For the sake of robustness, the above procedure is repeated 5 times with different PyTorch seeds. The values reported in the table are the average metrics of the 5*10=50 ABMIL models. Standard deviations are reported on the average of the metrics for each seed, computed across all seeds.

For the sake of speed, a random subset of 3,000 tiles per slide is selected during training. For inference, a subset of 8,000 tiles is randomly selected.

Tile-level tasks evaluation methodology

For each task, we learn a linear classifier by minimizing the cross-entropy loss with SGD, with a constant learning rate and a batch size of 256. We select the following hyperparameters by 5-fold cross validation while minimizing the binary cross-entropy:

  • Learning rate in {1e-2, 5e-3, 2e-3, 1e-3, 1e-4}
  • Number of training steps in [100, 200, …, 12500] 

To ensure convergence, a different set of learning rates is used for CONCH: {5e-1, 2e-1, 1e-1, 5e-2, 2e-2, 1e-2, 1e-3} while keeping the same number of training steps.For the sake of robustness, the above procedure is repeated 3 times with different PyTorch seeds. The values reported in the table are the average metrics of the 3*5=15 linear classifiers. Standard deviations are reported on the average of the metrics for each seed, computed across all seeds.

Acknowledgments

This project was partially supported by computational and storage resources from the GENCI at IDRIS, thanks to the grant 2024-GC011015442 on the supercomputer Jean Zay's H100 partition.

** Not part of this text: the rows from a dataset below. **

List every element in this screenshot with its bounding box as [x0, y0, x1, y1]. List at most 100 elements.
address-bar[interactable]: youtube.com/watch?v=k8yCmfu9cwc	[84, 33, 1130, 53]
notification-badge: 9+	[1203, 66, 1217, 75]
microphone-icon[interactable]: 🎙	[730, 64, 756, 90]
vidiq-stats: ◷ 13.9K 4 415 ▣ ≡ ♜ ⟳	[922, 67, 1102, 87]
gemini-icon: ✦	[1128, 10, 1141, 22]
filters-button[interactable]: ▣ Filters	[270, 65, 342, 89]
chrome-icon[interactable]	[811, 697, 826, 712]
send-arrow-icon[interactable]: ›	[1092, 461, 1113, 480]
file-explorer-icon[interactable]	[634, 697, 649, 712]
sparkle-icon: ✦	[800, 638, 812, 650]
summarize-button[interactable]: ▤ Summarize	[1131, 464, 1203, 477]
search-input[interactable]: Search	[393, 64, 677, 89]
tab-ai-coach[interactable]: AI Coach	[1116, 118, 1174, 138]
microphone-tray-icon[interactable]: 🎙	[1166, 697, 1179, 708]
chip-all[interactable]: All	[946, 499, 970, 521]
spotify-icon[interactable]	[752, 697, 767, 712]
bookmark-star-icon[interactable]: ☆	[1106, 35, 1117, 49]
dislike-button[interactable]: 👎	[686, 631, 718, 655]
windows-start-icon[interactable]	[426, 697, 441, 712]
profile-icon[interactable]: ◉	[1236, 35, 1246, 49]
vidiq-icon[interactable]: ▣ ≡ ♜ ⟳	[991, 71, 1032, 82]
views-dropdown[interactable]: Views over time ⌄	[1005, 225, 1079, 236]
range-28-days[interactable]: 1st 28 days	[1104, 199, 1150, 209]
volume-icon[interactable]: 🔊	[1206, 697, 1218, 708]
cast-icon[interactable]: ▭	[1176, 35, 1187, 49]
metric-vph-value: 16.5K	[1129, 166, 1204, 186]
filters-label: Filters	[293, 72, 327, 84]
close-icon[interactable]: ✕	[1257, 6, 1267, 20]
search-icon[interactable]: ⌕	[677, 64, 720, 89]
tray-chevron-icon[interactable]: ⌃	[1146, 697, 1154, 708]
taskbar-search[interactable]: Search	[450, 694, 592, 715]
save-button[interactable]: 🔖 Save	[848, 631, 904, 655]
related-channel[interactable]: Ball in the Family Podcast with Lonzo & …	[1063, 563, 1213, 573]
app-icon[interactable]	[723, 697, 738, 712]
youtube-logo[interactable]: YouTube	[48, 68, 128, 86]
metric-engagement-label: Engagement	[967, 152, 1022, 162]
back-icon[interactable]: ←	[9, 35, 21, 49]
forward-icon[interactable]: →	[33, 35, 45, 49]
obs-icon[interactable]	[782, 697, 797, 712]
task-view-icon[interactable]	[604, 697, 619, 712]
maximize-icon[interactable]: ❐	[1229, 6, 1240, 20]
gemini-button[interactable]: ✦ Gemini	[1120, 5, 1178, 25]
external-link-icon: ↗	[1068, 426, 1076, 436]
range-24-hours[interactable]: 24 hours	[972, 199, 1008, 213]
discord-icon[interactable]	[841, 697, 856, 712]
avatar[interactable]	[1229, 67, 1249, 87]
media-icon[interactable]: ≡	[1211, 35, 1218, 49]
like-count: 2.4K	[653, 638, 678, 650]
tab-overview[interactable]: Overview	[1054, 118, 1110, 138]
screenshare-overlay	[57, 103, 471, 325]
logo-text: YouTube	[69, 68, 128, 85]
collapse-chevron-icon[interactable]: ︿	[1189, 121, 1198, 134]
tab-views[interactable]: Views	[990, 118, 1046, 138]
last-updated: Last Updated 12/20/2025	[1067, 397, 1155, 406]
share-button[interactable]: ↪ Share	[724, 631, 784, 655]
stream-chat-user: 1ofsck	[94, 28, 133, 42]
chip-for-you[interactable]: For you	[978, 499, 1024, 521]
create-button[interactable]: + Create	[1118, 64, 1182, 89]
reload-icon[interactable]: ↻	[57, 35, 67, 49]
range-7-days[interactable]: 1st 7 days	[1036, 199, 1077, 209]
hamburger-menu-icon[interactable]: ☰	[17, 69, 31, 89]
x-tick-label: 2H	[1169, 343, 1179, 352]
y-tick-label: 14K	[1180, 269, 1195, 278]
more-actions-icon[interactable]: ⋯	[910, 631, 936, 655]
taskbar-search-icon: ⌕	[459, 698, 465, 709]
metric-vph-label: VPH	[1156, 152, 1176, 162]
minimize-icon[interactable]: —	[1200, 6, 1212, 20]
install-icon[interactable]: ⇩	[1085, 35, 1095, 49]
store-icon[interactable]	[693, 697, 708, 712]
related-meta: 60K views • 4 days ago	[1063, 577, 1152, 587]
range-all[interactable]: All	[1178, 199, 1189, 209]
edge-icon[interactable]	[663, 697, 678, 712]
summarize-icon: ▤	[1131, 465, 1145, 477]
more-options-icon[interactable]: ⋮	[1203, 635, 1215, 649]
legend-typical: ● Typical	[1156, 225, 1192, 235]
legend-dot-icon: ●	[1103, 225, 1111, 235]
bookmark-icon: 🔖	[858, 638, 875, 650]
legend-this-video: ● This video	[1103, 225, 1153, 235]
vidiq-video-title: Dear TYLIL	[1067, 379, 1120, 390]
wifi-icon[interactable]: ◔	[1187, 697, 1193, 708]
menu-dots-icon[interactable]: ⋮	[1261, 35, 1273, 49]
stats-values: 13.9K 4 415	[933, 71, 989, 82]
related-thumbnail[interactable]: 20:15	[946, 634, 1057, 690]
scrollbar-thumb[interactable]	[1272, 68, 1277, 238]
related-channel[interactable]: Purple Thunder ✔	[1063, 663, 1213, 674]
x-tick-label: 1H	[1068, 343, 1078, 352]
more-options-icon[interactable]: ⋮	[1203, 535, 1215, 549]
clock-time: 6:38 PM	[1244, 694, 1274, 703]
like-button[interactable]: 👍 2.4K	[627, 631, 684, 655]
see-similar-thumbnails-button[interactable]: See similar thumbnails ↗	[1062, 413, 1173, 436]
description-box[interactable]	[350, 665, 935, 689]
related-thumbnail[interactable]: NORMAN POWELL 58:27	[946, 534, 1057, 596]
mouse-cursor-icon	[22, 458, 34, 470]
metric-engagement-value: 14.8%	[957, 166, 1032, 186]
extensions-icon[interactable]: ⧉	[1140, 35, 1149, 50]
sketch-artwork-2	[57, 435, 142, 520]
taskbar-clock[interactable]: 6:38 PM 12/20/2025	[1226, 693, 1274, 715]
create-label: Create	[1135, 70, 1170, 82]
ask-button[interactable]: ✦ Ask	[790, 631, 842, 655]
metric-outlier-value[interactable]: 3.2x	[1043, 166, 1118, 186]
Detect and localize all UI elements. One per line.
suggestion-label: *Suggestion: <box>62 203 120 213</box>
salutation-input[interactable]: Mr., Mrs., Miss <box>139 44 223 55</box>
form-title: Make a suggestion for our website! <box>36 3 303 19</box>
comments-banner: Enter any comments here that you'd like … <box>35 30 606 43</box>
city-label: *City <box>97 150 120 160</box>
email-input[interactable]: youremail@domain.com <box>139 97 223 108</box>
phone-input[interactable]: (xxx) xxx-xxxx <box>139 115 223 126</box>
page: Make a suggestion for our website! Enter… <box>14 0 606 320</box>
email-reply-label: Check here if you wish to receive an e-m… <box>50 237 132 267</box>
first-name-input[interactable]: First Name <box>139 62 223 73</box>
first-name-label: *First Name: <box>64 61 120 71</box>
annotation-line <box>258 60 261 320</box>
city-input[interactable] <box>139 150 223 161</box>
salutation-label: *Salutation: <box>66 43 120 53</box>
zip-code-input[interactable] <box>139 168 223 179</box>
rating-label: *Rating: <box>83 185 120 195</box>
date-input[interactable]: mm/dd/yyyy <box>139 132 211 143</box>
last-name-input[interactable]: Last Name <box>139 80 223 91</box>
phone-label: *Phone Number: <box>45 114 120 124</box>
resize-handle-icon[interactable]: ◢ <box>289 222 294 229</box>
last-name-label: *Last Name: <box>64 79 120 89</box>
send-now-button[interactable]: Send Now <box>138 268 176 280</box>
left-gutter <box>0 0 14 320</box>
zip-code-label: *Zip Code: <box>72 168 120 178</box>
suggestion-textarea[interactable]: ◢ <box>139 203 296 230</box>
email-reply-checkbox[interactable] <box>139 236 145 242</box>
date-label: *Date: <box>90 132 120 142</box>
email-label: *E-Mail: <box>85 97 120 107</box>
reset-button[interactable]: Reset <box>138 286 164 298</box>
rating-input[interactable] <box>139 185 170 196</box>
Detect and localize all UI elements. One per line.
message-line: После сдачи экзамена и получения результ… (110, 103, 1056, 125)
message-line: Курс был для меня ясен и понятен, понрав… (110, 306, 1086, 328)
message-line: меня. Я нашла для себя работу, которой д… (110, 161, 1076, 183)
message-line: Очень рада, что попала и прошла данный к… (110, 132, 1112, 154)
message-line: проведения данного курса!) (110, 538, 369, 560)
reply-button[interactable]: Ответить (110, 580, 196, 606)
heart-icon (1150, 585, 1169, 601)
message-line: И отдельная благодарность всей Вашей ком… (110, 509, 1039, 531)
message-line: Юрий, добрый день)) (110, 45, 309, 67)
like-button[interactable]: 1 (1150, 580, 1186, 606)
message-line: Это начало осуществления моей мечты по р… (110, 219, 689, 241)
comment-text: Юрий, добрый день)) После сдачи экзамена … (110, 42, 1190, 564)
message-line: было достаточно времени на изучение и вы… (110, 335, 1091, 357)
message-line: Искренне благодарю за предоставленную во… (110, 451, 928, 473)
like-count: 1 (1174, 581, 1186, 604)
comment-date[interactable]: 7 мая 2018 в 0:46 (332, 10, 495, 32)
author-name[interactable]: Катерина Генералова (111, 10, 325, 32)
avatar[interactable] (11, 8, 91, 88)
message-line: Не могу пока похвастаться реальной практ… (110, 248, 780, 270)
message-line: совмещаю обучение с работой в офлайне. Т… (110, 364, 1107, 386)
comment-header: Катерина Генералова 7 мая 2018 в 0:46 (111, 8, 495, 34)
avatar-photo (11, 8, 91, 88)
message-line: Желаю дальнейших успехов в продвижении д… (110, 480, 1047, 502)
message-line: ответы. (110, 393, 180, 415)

The results published here are partly based upon data generated by the TCGA Research Network: https://www.cancer.gov/tcga.

Part of data used in this report were generated by the National Cancer Institute Clinical Proteomic Tumor Analysis Consortium (CPTAC): 

National Cancer Institute Clinical Proteomic Tumor Analysis Consortium (CPTAC). (2020). The Clinical Proteomic Tumor Analysis Consortium Colon Adenocarcinoma Collection (CPTAC-COAD) (Version 1) [Data set]. The Cancer Imaging Archive. https://doi.org/10.7937/TCIA.YZWQ-ZZ63

The following datasets from TCIA were used in the benchmarks:

  • Campanella, G., Hanna, M. G., Brogi, E., & Fuchs, T. J. (2019). Breast Metastases to Axillary Lymph Nodes [Data set]. The Cancer Imaging Archive. https://doi.org/10.7937/tcia.2019.3xbn2jcc
  • Farahmand, Saman, Fernandez, Aileen I, Ahmed, Fahad Shabbir, Rimm, David L., Chuang, Jeffrey H., Reisenbichler, Emily, & Zarringhalam, Kourosh. (2022). HER2 and trastuzumab treatment response H&E slides with tumor ROI annotations (Version 3) [Data set]. The Cancer Imaging Archive. https://doi.org/10.7937/E65C-AM96

Regarding the PAIP2020 dataset: De-identified pathology images and annotations used in this research were prepared and provided by the Seoul National University Hospital by a grant of the Korea Health Technology R&D Project through the Korea Health Industry Development Institute (KHIDI), funded by the Ministry of Health & Welfare, Republic of Korea (grant number: HI18C0316).

1 On average, benchmarked against all other leading foundation models that were available at the time of the writing of this blog post.

2 Number of patients in the training set: UNI2-h:<350k, Virchow2: 225k, Hibou: 306k, ATLAS: 490k, Phikon-v2: <58k.